Consider these chilling statistics:
- In 2015, 1.9 million Americans were dependent on or abusing prescription opioids, as compared to 517,000 Americans who were addicted to heroin.
- The number of prescription opioid overdose deaths increased by 91.2% from 1999 to 2002.
- In 2013, over 100 Americans died every single day from opioid overdose; 46 died each day from prescription opioid overdoses.
- About 75% of opioid addiction disease patients switch to heroin as a cheaper opioid source.
- In 2012, 259 million opioid pain medication prescriptions were written, enough for every adult in America to have a bottle of pills.
Health officials across the country call this an epidemic. And, in many cases, people using prescription painkillers move on to heroin use. Both prescription painkillers and heroin are easily available on the street, but heroin is cheaper.

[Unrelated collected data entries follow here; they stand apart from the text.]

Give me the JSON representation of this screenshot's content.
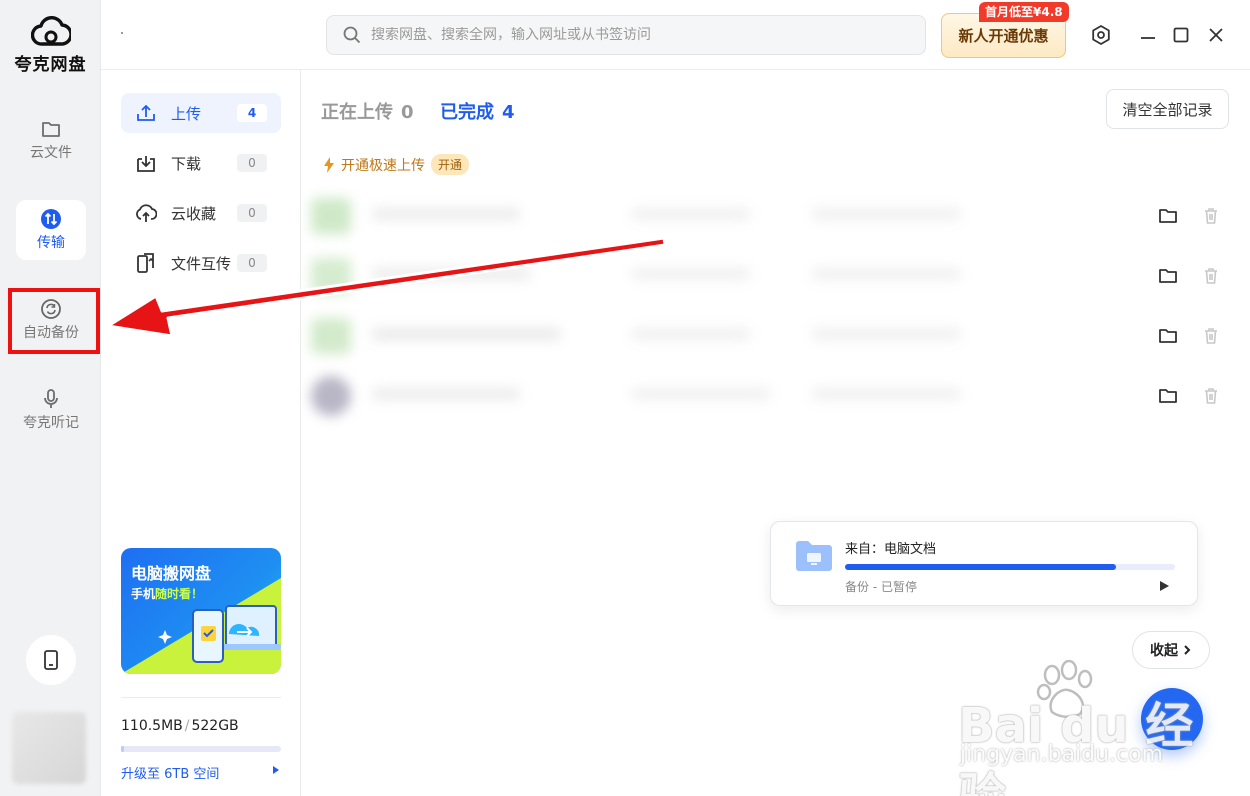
{
  "app": {
    "name": "夸克网盘"
  },
  "rail": {
    "items": [
      {
        "label": "云文件",
        "icon": "folder-icon"
      },
      {
        "label": "传输",
        "icon": "transfer-icon",
        "active": true
      },
      {
        "label": "自动备份",
        "icon": "sync-icon",
        "highlighted": true
      },
      {
        "label": "夸克听记",
        "icon": "microphone-icon"
      }
    ],
    "device_icon": "phone-icon"
  },
  "topbar": {
    "search_placeholder": "搜索网盘、搜索全网，输入网址或从书签访问",
    "promo_label": "新人开通优惠",
    "promo_badge": "首月低至¥4.8",
    "window_controls": [
      "settings-icon",
      "minimize-icon",
      "maximize-icon",
      "close-icon"
    ]
  },
  "transfer_nav": [
    {
      "label": "上传",
      "count": "4",
      "icon": "upload-icon",
      "active": true
    },
    {
      "label": "下载",
      "count": "0",
      "icon": "download-icon"
    },
    {
      "label": "云收藏",
      "count": "0",
      "icon": "cloud-save-icon"
    },
    {
      "label": "文件互传",
      "count": "0",
      "icon": "file-transfer-icon"
    }
  ],
  "banner": {
    "title": "电脑搬网盘",
    "subtitle_a": "手机",
    "subtitle_b": "随时看！"
  },
  "quota": {
    "used": "110.5MB",
    "sep": "/",
    "total": "522GB",
    "fraction": 0.0002,
    "upgrade_label": "升级至 6TB 空间"
  },
  "main": {
    "tabs": [
      {
        "label": "正在上传",
        "count": "0",
        "active": false
      },
      {
        "label": "已完成",
        "count": "4",
        "active": true
      }
    ],
    "clear_label": "清空全部记录",
    "speed_label": "开通极速上传",
    "speed_badge": "开通",
    "rows": [
      {
        "actions": [
          "folder-icon",
          "trash-icon"
        ]
      },
      {
        "actions": [
          "folder-icon",
          "trash-icon"
        ]
      },
      {
        "actions": [
          "folder-icon",
          "trash-icon"
        ]
      },
      {
        "actions": [
          "folder-icon",
          "trash-icon"
        ]
      }
    ]
  },
  "backup_card": {
    "source_label": "来自：电脑文档",
    "status": "备份 - 已暂停",
    "progress": 0.82
  },
  "collapse_label": "收起",
  "watermark": {
    "brand": "Bai du 经验",
    "url": "jingyan.baidu.com"
  },
  "colors": {
    "accent": "#1f5cf0",
    "promo_red": "#f23a2a",
    "annotation_red": "#e11111"
  }
}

And, as the aging of America continues, chronic pain issues will affect more and more of the population. With statistics showing that there are more than 100 million chronic pain patients today, how can we both relieve their pain and still prevent opioid painkiller addiction and deaths?
One toke at a time: Medical marijuana may be the answer.
Several new studies by the Journal of the American Medical Association (JAMA) showed some intriguing results. Although their research did not confirm marijuana’s effectiveness for every ailment it has been claimed to help, one area it did confirm was marijuana’s effectiveness for alleviating chronic pain.
(JAMA acknowledges that the amount of research is limited due to the difficulty of conducting studies on a Schedule 1 drug, as marijuana is still classified. Schedule 1 drugs are defined as having no medical value, and are strictly controlled. Until it has been proven to have medical value, it is almost impossible to do effective research, which could show whether it has any medical value. Yes, you read that right. It’s a classic Catch-22.)
Even within the confines of such limited research, the clear findings that marijuana can help chronic pain suggest that it might substitute for much more dangerous opioids. A previous JAMA Psychiatry study found that opioid painkiller use has contributed to the rising use of heroin, another opioid, which is even deadlier and more addictive than painkillers.
In 2015, a JAMA study found that prescription painkiller deaths dropped in states that allowed both medical marijuana and dispensaries.
This is huge. If medical marijuana can substitute for opioid painkillers effectively, it will represent an enormous public health benefit, both in lives saved and treatment costs. No one has ever died of a marijuana overdose.
Forget, for now, whether medical marijuana can be an effective treatment for other disorders. If marijuana can do nothing else but replace opioids, it will save countless lives and reduce the cost of treating addiction and overdoses.
The newest study showed that states with laws that allow medical marijuana dispensaries have seen a relative reduction in opioid overdose deaths and addiction treatment admissions.
A paper from the RAND Corporation concurred, concluding, “Our findings suggest that providing broader access to medical marijuana may have the potential benefit of reducing abuse of highly addictive painkillers.”
States that allow medical marijuana but do not allow dispensaries did not show the same reduce in opioid deaths, presumably because it was more difficult to obtain for those who were seeking pain relief only and may not have the same access as recreational users.
If marijuana can relieve chronic pain more effectively than opioids with none of the problems of addiction and overdose potential, it could be a boon to the 100 million Americans who suffer from chronic pain. Marijuana may not only have valid medical use, but it may prove to be a superior medicine than legal drugs currently prescribed.